If I'm going fishing early morning, it takes me about 4-6 hours to get ready. But only becuase I toss the alarm clock against the wall and go back to sleep.... Otherwise about a half hour. Could probably do it in 15 if I wanted to, but I'm a firm belieiver in moving slow.


----------



## Railroader (Apr 13, 2005)

ccc6588 said:


> Where I go, the yak gets muddy after a trip. I stop at a car wash (Shore Dr. on route 60) and wash off the yak and the SUV for 2 bucks some times twice for 4 bucks.
> 
> When I get home, I set the yak aside and the other gear. Usually the fishing rod and reel get washed with fresh water, but the rest can wait. My priority at this time would be to clean the fish. Since I generally go for 2 to 3 day trip, it would be the fish caught the day I left to go home as the rest were already cleaned at Kiptopeke Pier the day before.
> 
> ...


GOOD POST!


----------



## bbcroaker (Jan 6, 2005)

Yeah CCC good post .If I stayed in the yak for 12 hrs some one would prolly have to lift me out in the yak sitting position .
Then rinse me off with the water hose and put me in bed and I'd still be in that positin in the morning ready to go again. 
Oh and my right hand would still be up in the casting mode and my left in a paddle gripp but I'd love it 
At my age it's almost better than sex! 
Well Not Yet


----------



## fingersandclaws (Oct 17, 2005)

I can be good to go in about 30 minutes. If I'm waitin' on buddies, then that's a different story.

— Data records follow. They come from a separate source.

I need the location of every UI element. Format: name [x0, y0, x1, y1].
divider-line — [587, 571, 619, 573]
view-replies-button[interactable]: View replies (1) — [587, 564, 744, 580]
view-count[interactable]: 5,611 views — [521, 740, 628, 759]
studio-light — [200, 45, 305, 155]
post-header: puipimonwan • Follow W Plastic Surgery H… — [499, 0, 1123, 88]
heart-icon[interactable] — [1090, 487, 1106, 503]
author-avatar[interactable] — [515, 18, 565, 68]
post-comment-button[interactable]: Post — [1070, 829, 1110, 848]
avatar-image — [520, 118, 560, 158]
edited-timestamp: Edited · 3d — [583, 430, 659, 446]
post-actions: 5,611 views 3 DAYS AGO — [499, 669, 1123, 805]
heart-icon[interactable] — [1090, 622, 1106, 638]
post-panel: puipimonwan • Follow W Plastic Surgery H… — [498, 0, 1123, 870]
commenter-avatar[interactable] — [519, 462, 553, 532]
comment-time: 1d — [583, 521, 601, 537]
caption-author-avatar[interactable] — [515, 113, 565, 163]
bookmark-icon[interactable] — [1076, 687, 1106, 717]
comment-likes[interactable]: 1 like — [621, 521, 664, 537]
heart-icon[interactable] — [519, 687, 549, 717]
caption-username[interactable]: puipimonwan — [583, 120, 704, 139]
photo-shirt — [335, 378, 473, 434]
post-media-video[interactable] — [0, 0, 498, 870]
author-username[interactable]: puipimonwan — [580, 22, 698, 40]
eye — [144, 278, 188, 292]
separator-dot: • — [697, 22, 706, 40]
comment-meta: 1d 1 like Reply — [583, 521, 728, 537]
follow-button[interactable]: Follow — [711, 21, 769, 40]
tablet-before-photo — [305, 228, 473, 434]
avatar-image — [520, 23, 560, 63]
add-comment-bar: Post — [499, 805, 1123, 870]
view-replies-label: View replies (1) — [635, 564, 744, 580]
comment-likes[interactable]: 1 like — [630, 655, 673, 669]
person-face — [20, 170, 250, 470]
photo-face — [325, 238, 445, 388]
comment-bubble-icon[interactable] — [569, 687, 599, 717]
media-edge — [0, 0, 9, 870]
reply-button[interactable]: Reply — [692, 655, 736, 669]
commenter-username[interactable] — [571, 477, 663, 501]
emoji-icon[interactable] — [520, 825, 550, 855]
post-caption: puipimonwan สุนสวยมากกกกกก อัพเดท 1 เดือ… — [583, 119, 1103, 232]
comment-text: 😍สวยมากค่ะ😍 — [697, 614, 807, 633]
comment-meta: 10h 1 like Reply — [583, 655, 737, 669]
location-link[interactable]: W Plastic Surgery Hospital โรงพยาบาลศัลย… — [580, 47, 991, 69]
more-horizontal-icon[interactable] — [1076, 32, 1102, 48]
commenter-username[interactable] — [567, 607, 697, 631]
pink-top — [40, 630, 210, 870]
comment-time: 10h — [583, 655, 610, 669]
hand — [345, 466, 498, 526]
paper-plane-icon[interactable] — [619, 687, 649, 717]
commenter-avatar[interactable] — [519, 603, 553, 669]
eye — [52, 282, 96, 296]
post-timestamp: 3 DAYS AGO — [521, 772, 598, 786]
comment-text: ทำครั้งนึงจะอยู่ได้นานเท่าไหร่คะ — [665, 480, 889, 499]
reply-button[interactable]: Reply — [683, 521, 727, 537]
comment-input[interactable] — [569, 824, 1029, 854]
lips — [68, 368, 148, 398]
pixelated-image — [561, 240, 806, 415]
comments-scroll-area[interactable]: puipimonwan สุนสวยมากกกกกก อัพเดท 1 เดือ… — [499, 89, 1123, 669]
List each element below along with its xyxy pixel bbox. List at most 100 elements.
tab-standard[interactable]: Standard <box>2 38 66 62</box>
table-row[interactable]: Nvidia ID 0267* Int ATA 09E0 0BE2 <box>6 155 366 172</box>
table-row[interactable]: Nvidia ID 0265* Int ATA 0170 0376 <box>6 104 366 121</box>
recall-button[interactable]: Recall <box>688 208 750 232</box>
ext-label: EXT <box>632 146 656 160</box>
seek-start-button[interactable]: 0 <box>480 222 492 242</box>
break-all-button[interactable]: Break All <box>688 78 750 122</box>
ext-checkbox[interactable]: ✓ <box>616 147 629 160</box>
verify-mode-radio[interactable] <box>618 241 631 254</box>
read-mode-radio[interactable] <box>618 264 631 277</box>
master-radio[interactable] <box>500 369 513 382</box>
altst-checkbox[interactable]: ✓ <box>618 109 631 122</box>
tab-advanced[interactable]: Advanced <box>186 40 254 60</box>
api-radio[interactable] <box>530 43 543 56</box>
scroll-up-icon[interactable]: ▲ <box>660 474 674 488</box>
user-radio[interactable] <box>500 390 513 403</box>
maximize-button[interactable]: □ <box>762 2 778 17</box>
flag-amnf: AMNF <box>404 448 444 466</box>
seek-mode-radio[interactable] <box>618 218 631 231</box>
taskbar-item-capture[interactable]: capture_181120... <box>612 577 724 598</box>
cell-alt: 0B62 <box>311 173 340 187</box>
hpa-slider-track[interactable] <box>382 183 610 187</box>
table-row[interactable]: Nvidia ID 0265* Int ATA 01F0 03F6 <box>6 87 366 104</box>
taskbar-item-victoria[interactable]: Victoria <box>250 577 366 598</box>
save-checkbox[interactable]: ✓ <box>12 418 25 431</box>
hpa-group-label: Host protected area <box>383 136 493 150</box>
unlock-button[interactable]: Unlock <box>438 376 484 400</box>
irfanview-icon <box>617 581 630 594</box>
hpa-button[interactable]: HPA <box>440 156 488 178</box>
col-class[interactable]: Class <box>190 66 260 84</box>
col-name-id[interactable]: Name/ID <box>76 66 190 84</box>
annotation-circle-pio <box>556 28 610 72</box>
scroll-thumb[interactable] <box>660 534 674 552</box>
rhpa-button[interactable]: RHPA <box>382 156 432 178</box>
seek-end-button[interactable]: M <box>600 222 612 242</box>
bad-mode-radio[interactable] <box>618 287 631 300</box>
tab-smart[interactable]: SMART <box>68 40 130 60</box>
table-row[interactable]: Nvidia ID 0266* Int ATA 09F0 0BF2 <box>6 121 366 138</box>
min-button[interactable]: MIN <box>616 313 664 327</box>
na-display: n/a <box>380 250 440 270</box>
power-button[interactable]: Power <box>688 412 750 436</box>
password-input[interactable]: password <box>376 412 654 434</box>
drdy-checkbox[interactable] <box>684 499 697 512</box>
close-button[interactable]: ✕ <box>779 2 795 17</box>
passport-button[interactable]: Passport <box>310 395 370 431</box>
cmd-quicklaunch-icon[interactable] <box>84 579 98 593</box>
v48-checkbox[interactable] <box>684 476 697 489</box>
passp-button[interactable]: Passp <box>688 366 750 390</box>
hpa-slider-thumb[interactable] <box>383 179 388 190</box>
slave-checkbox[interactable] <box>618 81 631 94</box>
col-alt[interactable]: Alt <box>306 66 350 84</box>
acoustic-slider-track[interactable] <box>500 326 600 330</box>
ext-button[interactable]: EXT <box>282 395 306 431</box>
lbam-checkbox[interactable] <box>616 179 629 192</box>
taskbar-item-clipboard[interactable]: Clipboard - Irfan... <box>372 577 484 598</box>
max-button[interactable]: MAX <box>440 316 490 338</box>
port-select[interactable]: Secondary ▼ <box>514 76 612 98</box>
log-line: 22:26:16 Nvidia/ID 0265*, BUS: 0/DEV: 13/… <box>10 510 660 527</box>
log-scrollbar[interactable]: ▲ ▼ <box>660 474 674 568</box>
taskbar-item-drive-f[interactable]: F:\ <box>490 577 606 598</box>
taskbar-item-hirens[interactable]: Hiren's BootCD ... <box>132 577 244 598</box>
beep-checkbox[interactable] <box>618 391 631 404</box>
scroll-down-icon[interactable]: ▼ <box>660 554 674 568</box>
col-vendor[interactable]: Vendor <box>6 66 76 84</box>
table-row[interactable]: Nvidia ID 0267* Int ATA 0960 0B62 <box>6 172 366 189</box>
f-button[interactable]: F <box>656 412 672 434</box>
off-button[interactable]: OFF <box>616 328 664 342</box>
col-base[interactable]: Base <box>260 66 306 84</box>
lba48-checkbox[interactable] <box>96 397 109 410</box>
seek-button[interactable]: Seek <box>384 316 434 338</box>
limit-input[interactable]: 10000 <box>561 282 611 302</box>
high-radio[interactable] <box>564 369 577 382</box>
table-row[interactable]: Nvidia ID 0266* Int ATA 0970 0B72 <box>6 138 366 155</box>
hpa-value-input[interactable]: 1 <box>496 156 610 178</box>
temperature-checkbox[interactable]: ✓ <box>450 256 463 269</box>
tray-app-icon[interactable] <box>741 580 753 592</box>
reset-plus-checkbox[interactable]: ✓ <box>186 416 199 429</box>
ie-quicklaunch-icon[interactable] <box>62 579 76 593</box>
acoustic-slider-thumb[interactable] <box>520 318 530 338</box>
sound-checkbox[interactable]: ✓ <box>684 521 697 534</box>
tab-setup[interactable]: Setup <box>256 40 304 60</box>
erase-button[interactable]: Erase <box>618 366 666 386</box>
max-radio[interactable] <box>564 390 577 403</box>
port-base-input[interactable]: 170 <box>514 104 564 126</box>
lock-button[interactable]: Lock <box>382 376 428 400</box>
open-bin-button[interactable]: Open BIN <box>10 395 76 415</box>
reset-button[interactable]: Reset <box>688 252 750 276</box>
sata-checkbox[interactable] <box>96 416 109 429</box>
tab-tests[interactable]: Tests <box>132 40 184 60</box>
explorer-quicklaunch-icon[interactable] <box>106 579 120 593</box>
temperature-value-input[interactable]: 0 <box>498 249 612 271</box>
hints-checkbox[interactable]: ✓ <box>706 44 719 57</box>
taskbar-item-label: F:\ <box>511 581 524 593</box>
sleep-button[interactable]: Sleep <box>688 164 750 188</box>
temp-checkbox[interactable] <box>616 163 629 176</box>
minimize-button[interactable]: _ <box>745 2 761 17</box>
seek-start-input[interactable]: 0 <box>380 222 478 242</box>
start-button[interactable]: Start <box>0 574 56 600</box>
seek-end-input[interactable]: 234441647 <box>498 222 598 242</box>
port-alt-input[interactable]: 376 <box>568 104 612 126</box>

Let's just say a couple trips, I could have gone to blockbuster, rented a movie, watched it, returned it, and still had time  

I'd rather be a little slow goin' and have EVERYTHING than find out I don't have any jigheads 1/4 mile from shore


----------



## wolfva (Nov 17, 2006)

Yeah, it'd suck to rush to get out on the water, be a half mile out...then realise you forgot your drainplug......


----------